The autopsy report stated that Monroe, "a thirty-six-year-old,
well-developed, well-nourished Caucasian female . . . had swallowed
forty to fifty Nembutals and a large number of chloral hydrate
pills. . . . The blood test showed 8.0 mg.% of chloral hydrate, and
the liver showed 13.0 mg.% of pentobarbital (Nembutal), both well
above fatal doses." The cause of death was "Acute barbiturate
poisoning. Ingestion of overdose." Barbiturates first numb the brain
and then shut down the respiratory system, and prevent the victim
from breathing. Engelberg insisted that he'd never prescribed chloral
hydrate, a hypnotic and sedative, which Marilyn could have bought
on her recent shopping trip to Mexico City. But he freely admitted,
without any sense of remorse or guilt, that he'd prescribed fifty
Nembutals on Friday August 3, knowing that if Marilyn took them
all at once, they would certainly be fatal. She bought the pills that
day, and the bottle was found empty beside her deathbed. John
Huston, who'd helped save her in Reno, stated the real cause of
Marilyn's death: "The star system had nothing to do with it whatsoever.
The goddamn doctors killed her. They knew the girl was a
pill addict."
5

The circumstances surrounding Marilyn's death have been fiercely
disputed, but it's possible to establish the basic facts about what actually
happened. In the afternoon of Saturday August 4, Robert Kennedy
apparently visited and quarreled with her. Greenson (who'd returned
from Europe on June 6) also saw her for several hours and found her
despondent. Between 10 and 11 p.m. Arthur Jacobs, Marilyn's chief
publicist and Newcomb's boss, was summoned from a concert at the
Hollywood Bowl – though it's not clear how he was found among
the thousands of people in the audience. Murray, who didn't usually
stay overnight, was the only other person in the house.

The accounts of both Murray and Greenson, who found the body,
were incongruous and inconsistent. At first Murray said she suddenly
awoke at midnight, saw a light shining under Marilyn's door and
found the bedroom locked.
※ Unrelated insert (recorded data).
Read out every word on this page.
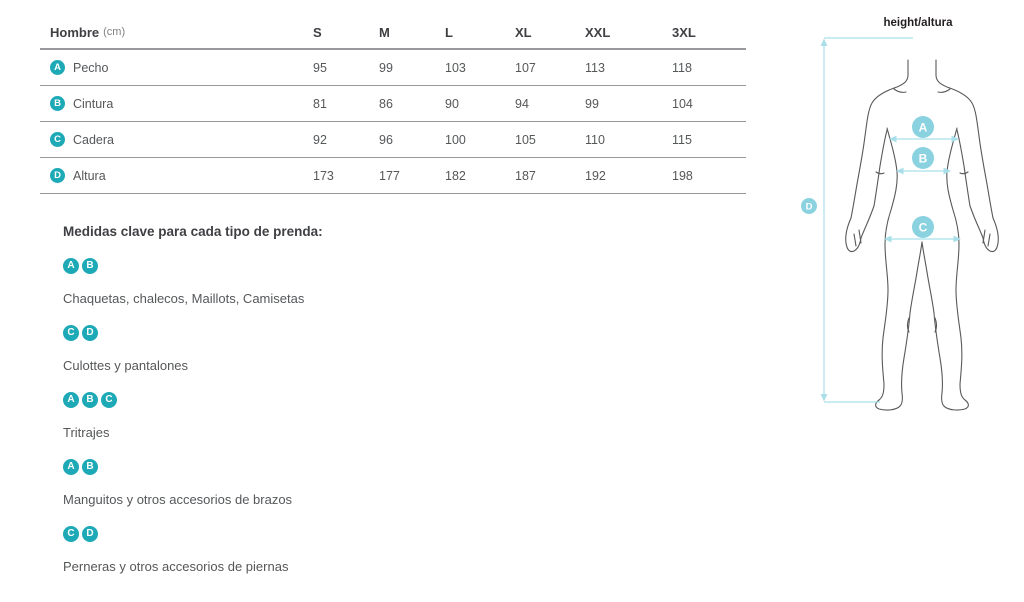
Hombre (cm)	S	M	L	XL	XXL	3XL
A Pecho	95	99	103	107	113	118
B Cintura	81	86	90	94	99	104
C Cadera	92	96	100	105	110	115
D Altura	173	177	182	187	192	198
Medidas clave para cada tipo de prenda:
A	B
Chaquetas, chalecos, Maillots, Camisetas
C	D
Culottes y pantalones
A	B	C
Tritrajes
A	B
Manguitos y otros accesorios de brazos
C	D
Perneras y otros accesorios de piernas
height/altura
A
B
C
D
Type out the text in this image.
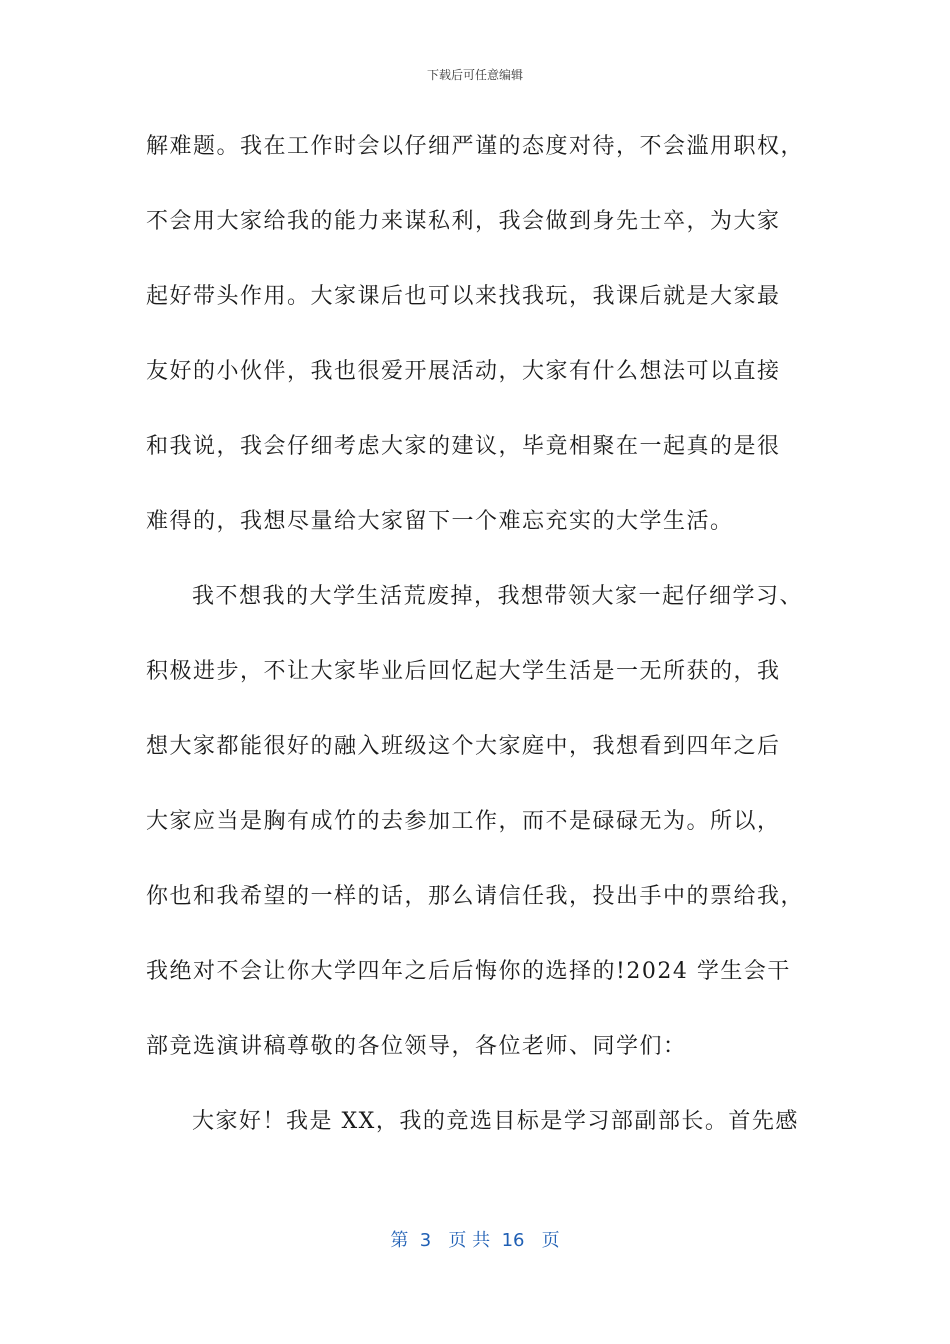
下载后可任意编辑
解难题。我在工作时会以仔细严谨的态度对待，不会滥用职权，
不会用大家给我的能力来谋私利，我会做到身先士卒，为大家
起好带头作用。大家课后也可以来找我玩，我课后就是大家最
友好的小伙伴，我也很爱开展活动，大家有什么想法可以直接
和我说，我会仔细考虑大家的建议，毕竟相聚在一起真的是很
难得的，我想尽量给大家留下一个难忘充实的大学生活。
我不想我的大学生活荒废掉，我想带领大家一起仔细学习、
积极进步，不让大家毕业后回忆起大学生活是一无所获的，我
想大家都能很好的融入班级这个大家庭中，我想看到四年之后
大家应当是胸有成竹的去参加工作，而不是碌碌无为。所以，
你也和我希望的一样的话，那么请信任我，投出手中的票给我，
我绝对不会让你大学四年之后后悔你的选择的!2024 学生会干
部竞选演讲稿尊敬的各位领导，各位老师、同学们：
大家好！我是 XX，我的竞选目标是学习部副部长。首先感
第  3   页 共  16   页
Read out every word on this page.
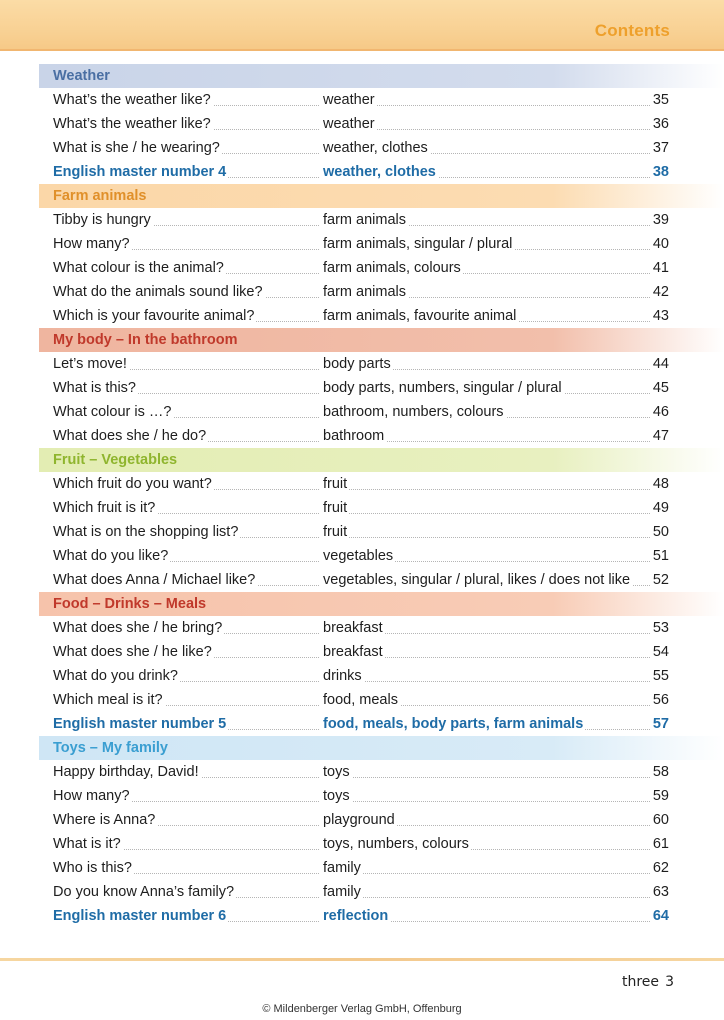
Contents
Weather
What’s the weather like?	weather	35
What’s the weather like?	weather	36
What is she / he wearing?	weather, clothes	37
English master number 4	weather, clothes	38
Farm animals
Tibby is hungry	farm animals	39
How many?	farm animals, singular / plural	40
What colour is the animal?	farm animals, colours	41
What do the animals sound like?	farm animals	42
Which is your favourite animal?	farm animals, favourite animal	43
My body – In the bathroom
Let’s move!	body parts	44
What is this?	body parts, numbers, singular / plural	45
What colour is …?	bathroom, numbers, colours	46
What does she / he do?	bathroom	47
Fruit – Vegetables
Which fruit do you want?	fruit	48
Which fruit is it?	fruit	49
What is on the shopping list?	fruit	50
What do you like?	vegetables	51
What does Anna / Michael like?	vegetables, singular / plural, likes / does not like	52
Food – Drinks – Meals
What does she / he bring?	breakfast	53
What does she / he like?	breakfast	54
What do you drink?	drinks	55
Which meal is it?	food, meals	56
English master number 5	food, meals, body parts, farm animals	57
Toys – My family
Happy birthday, David!	toys	58
How many?	toys	59
Where is Anna?	playground	60
What is it?	toys, numbers, colours	61
Who is this?	family	62
Do you know Anna’s family?	family	63
English master number 6	reflection	64
three 3
© Mildenberger Verlag GmbH, Offenburg
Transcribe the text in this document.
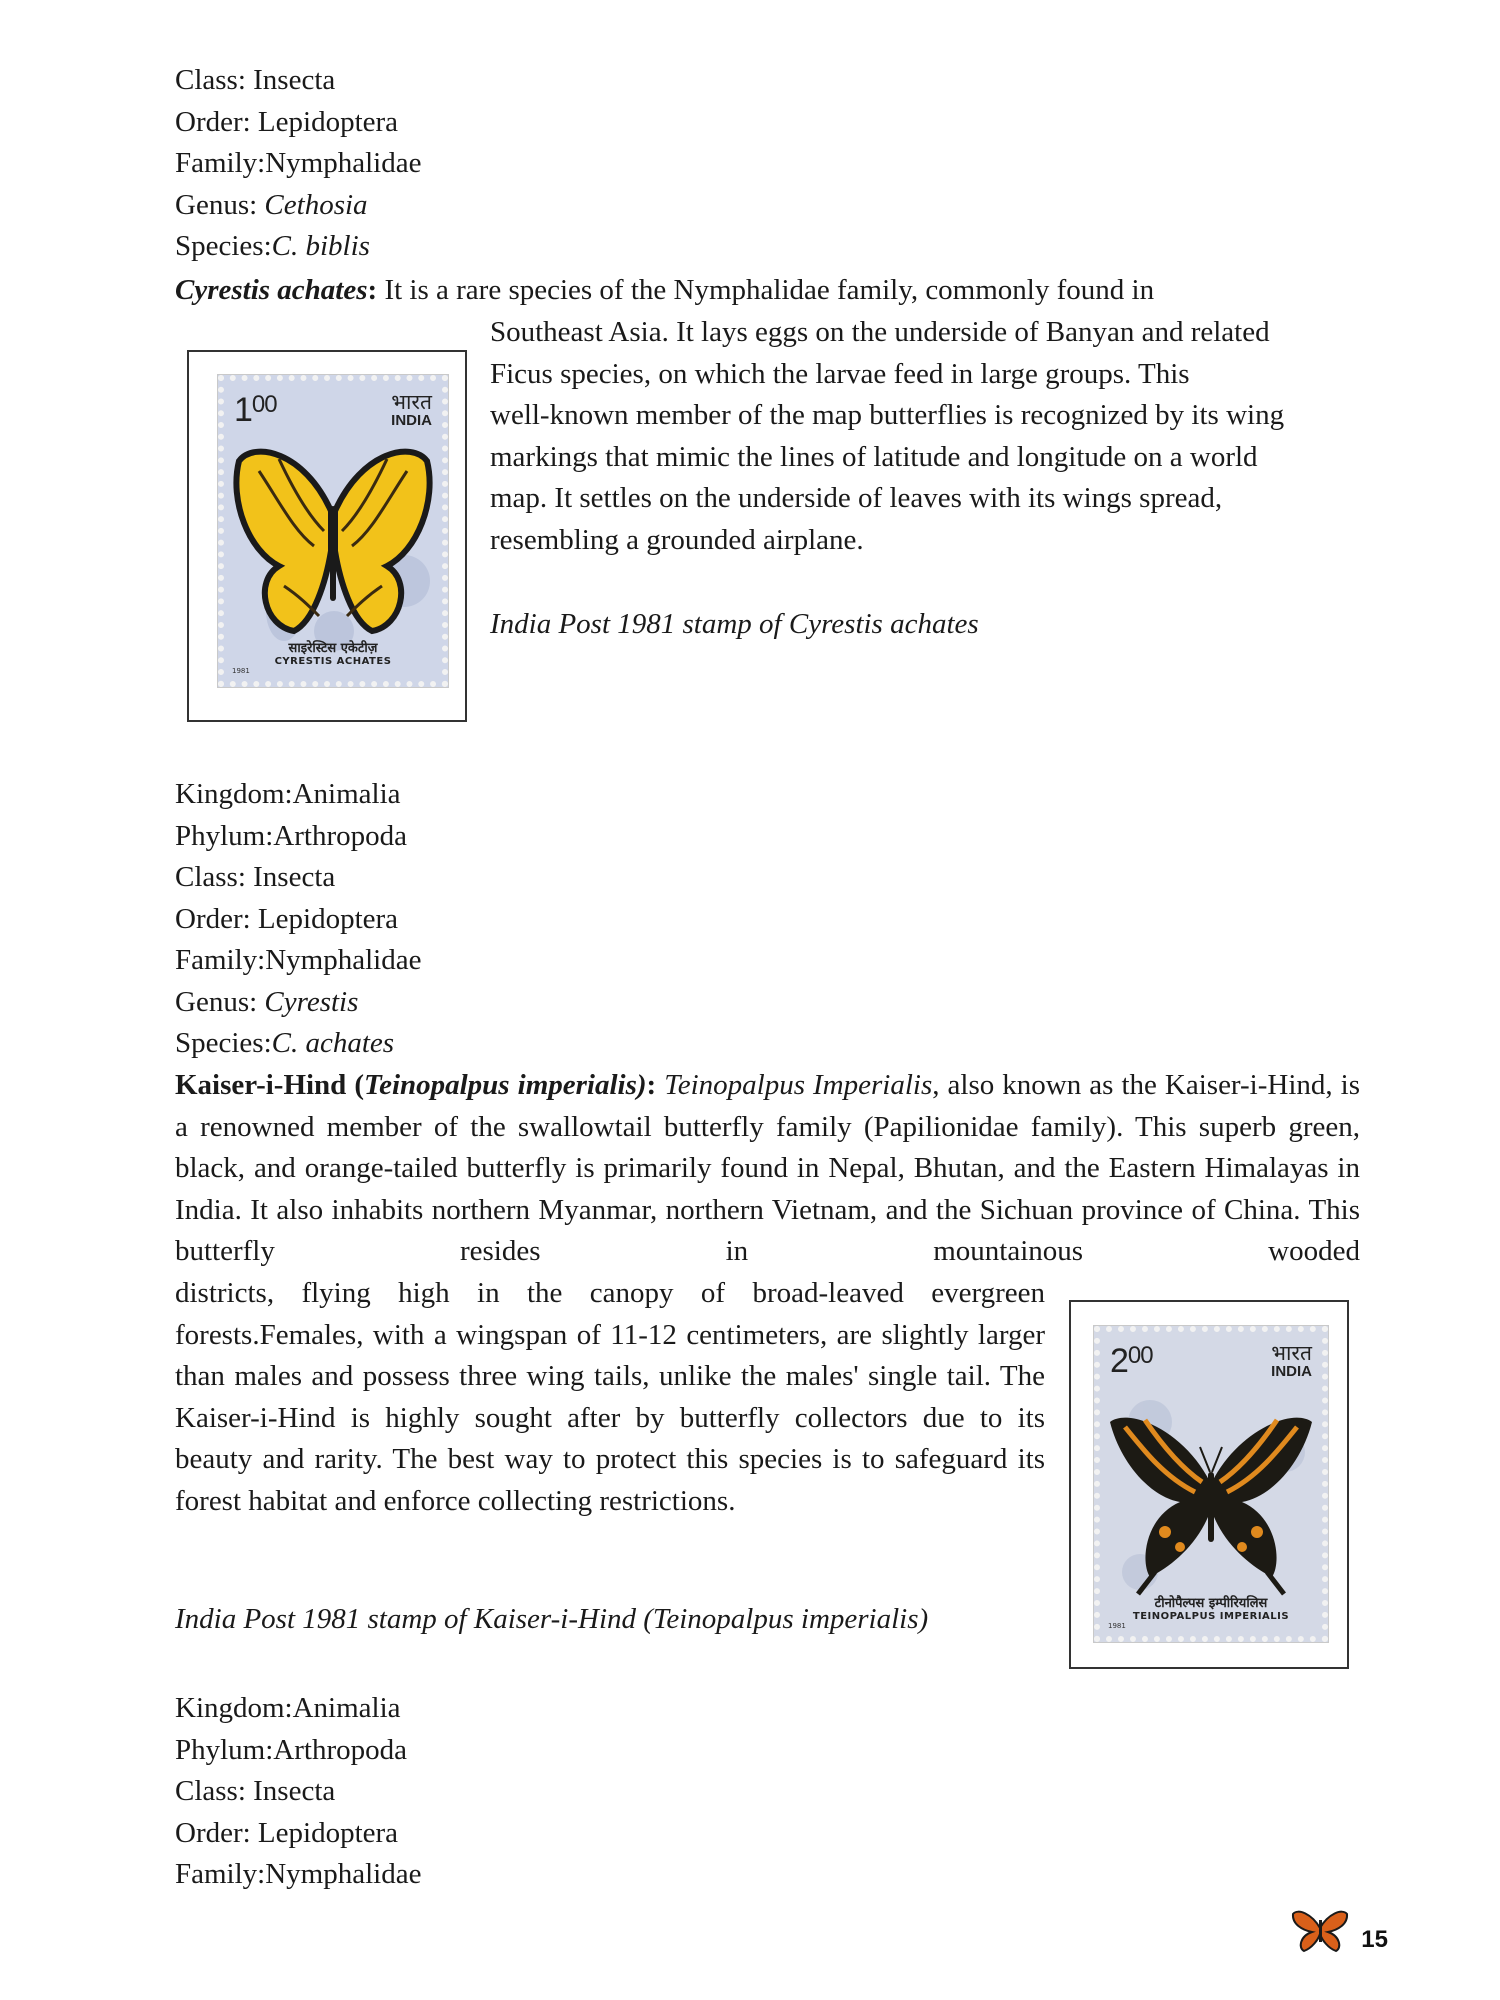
Class: Insecta
Order: Lepidoptera
Family:Nymphalidae
Genus: Cethosia
Species:C. biblis
Cyrestis achates: It is a rare species of the Nymphalidae family, commonly found in
Southeast Asia. It lays eggs on the underside of Banyan and related
Ficus species, on which the larvae feed in large groups. This
well-known member of the map butterflies is recognized by its wing
markings that mimic the lines of latitude and longitude on a world
map. It settles on the underside of leaves with its wings spread,
resembling a grounded airplane.
India Post 1981 stamp of Cyrestis achates
$1^{00}$	भारत
INDIA
साइरेस्टिस एकेटीज़
CYRESTIS ACHATES
1981
Kingdom:Animalia
Phylum:Arthropoda
Class: Insecta
Order: Lepidoptera
Family:Nymphalidae
Genus: Cyrestis
Species:C. achates
Kaiser-i-Hind (Teinopalpus imperialis): Teinopalpus Imperialis, also known as the Kaiser-i-Hind, is a renowned member of the swallowtail butterfly family (Papilionidae family). This superb green, black, and orange-tailed butterfly is primarily found in Nepal, Bhutan, and the Eastern Himalayas in India. It also inhabits northern Myanmar, northern Vietnam, and the Sichuan province of China. This butterfly resides in mountainous wooded
districts, flying high in the canopy of broad-leaved evergreen forests.Females, with a wingspan of 11-12 centimeters, are slightly larger than males and possess three wing tails, unlike the males' single tail. The Kaiser-i-Hind is highly sought after by butterfly collectors due to its beauty and rarity. The best way to protect this species is to safeguard its forest habitat and enforce collecting restrictions.
India Post 1981 stamp of Kaiser-i-Hind (Teinopalpus imperialis)
$2^{00}$	भारत
INDIA
टीनोपैल्पस इम्पीरियलिस
TEINOPALPUS IMPERIALIS
1981
Kingdom:Animalia
Phylum:Arthropoda
Class: Insecta
Order: Lepidoptera
Family:Nymphalidae
15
But the new thick carpet prevented any
light from being seen outside the room; and Marilyn, especially after
her forced confinement in Payne Whitney,
never
locked her door.
Murray said she then phoned Greenson, who told her to use the fireplace
poker to part the draperies through the grille of the open
bedroom window. In fact, the drapes were nailed across the window
to ensure darkness and had no parting in the middle. Yet, according
to Murray, she managed to see Marilyn's naked body (in a grotesque
parody of the nude calendar) sprawled prostrate and angled across the
bed. Greenson rushed over to the house from Santa Monica. With
the same poker, he broke an unbarred window at the side of the
house and climbed into the bedroom.

Marilyn's room looked like a cubicle in a cheap motel. There was
no furniture, apart from the bed, a simple mattress and box-spring,
with its twisted sheets. There was one light fixture on the wall and
a tiny lamp on the bedside table, which was full of empty pill containers.
Her few possessions, scattered around the carpeted floor, gave the
impression that she'd just moved in.

Marilyn's doctors did not call the police for several hours, and gave
Murray time to tamper with the scene. Greenson summoned Engelberg
who, at 3:50 a.m. on Sunday August 5, declared Marilyn dead – though
she probably died between 10 p.m. and midnight on August 4. The
police, finally summoned at 4:20 a.m., arrived ten minutes later. They
were surprised to find Murray cleaning up the bedroom and running
the washing machine in the middle of the night. After questioning
her and the two doctors, they searched for and failed to find a suicide
note. Murray – vague, evasive and contradictory – changed the time
she discovered the body, from midnight to 3 a.m., to explain the delay
in calling the police.
Inez Melson, Marilyn's business manager, then
arrived and removed her personal papers. Newcomb also appeared to
answer the numerous phone calls and help control the press and the
crowd that began to gather at the house.